The U.S. Postal Service Wednesday morning announced it will eliminate Saturday delivery of mail by Aug. 1.
The current six-days-per-week mail delivery business model is “no longer sustainable,” according to the U.S. Postal Service. Continued economic struggles and the increasing use of the Internet for communications and bill paying by consumers are among the key factors that lead to the decision. Saturday is also the lightest mail day of the week.
“We must change in order to remain an integral part of the American community for decades to come,” reads a message on the U.S. Postal Service website.
The good news is, the majority American’s don’t seem to mind whether they get Saturday mail delivered or not.

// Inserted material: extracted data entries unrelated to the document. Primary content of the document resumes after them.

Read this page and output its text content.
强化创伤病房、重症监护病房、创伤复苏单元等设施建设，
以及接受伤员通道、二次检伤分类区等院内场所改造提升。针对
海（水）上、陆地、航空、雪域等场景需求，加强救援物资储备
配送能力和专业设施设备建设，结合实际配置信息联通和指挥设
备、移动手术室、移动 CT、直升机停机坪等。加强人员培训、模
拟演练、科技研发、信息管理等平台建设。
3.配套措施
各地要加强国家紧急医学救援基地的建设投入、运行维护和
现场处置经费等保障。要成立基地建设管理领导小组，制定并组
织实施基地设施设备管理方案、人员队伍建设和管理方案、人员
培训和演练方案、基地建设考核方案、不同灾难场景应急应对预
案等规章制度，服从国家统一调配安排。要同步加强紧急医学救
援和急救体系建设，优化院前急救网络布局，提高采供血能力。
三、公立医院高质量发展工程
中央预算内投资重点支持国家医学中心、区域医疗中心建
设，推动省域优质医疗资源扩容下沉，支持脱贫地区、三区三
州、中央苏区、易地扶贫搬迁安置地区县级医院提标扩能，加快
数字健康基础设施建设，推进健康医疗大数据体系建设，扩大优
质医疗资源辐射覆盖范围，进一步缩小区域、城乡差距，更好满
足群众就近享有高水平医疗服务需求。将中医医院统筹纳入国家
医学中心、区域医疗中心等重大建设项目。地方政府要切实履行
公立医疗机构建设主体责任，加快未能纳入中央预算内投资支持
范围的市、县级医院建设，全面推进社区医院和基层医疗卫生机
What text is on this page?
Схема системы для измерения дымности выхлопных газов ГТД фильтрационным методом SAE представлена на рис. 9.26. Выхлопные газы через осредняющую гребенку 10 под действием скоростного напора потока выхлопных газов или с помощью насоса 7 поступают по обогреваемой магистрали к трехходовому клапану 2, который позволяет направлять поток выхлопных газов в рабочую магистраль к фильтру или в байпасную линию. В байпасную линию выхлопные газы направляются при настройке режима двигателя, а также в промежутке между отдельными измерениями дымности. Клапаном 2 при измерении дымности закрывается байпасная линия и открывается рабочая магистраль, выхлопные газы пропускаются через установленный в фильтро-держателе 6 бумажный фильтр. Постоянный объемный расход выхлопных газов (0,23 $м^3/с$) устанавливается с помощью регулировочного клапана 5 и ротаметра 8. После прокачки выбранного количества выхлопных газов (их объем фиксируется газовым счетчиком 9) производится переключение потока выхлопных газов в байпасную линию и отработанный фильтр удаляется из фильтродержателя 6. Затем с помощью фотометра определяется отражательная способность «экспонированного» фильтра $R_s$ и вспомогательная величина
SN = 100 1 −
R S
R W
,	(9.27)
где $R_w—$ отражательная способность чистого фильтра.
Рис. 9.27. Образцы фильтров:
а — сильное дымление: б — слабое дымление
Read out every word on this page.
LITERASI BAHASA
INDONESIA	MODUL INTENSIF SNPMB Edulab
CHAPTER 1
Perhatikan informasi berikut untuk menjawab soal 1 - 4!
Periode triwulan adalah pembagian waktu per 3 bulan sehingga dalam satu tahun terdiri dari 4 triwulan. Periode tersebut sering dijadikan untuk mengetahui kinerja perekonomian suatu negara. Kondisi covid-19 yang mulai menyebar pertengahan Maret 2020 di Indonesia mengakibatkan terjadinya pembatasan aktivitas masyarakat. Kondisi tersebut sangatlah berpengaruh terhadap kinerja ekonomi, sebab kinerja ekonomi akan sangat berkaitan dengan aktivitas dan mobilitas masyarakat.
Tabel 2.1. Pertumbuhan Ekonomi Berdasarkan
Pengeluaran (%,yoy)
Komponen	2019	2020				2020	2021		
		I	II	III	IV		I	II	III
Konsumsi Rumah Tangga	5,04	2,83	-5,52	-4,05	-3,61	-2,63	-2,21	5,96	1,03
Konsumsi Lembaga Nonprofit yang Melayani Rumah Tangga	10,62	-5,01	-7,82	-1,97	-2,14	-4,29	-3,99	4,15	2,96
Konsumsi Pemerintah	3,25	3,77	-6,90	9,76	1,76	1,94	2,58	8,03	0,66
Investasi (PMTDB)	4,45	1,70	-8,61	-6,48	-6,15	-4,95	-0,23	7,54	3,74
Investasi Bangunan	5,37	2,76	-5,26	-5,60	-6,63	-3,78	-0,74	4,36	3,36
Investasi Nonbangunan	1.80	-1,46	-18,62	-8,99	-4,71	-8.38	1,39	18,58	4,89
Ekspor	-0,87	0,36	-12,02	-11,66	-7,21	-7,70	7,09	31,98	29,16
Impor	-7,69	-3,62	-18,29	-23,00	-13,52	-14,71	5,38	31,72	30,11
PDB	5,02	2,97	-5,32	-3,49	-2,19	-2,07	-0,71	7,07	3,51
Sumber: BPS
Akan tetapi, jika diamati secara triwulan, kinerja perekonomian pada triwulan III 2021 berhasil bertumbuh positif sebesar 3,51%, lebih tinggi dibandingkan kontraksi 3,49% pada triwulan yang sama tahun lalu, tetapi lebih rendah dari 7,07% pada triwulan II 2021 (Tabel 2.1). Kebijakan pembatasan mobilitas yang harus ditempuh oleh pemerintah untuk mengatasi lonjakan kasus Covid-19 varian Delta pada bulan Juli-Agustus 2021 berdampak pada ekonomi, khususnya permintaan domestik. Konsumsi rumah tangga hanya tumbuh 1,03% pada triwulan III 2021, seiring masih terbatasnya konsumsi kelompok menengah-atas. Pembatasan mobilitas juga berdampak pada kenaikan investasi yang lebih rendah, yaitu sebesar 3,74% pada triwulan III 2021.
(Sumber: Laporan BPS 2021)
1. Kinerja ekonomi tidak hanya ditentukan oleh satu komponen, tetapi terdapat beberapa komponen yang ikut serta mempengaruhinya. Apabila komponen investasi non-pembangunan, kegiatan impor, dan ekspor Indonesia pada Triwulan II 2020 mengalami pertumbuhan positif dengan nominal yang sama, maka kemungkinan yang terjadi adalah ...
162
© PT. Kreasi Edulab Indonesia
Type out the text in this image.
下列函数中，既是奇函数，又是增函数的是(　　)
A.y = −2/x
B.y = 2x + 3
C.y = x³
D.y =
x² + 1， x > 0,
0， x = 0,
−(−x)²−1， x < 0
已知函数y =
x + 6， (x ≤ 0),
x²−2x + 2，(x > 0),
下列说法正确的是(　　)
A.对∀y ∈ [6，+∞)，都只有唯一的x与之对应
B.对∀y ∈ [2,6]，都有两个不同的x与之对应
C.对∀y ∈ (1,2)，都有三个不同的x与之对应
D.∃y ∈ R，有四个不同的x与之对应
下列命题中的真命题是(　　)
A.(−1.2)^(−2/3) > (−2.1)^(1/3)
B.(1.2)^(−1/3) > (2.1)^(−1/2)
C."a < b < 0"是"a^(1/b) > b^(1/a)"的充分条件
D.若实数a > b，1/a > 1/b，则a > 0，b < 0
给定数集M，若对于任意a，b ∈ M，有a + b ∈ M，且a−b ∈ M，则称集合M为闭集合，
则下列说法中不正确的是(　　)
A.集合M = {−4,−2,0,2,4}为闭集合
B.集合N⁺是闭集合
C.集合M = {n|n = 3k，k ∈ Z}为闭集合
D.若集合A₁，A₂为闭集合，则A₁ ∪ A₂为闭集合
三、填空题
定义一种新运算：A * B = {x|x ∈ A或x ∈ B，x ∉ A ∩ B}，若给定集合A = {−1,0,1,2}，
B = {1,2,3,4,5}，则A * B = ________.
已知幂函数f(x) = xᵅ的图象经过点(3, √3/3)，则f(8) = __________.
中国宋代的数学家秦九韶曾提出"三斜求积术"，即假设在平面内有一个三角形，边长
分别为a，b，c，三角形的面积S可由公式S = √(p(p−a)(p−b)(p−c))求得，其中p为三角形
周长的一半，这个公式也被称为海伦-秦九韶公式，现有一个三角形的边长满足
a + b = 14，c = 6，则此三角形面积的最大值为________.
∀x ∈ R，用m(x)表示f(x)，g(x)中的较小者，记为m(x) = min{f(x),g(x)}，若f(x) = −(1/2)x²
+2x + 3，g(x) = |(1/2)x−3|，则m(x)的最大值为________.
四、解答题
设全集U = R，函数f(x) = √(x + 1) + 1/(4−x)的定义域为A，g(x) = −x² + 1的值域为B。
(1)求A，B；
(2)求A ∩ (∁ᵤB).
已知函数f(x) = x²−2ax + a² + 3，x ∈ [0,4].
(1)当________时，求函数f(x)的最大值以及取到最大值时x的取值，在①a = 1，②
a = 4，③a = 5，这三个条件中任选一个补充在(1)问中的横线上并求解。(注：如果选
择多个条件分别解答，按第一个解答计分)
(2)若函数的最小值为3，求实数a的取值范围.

A Rasmussen poll on mail delivery in 2012 showed “Three-out-of-four Americans (75 percent) would prefer the U.S. Postal Service cut mail delivery to five days a week rather than receive government subsidies to cover ongoing losses.” And a USA Today/Gallup poll in 2010 found the majority of U.S. residents surveyed were ok with eliminating Saturday delivery.
The March 2010 telephone survey of 999 adults revealed people age 55 and older were more likely than younger people to have used the mail to pay a bill or send a letter in the past two weeks.
Speak out: Are you among the 25% still in favor of Saturday delivery? How will this change affect you?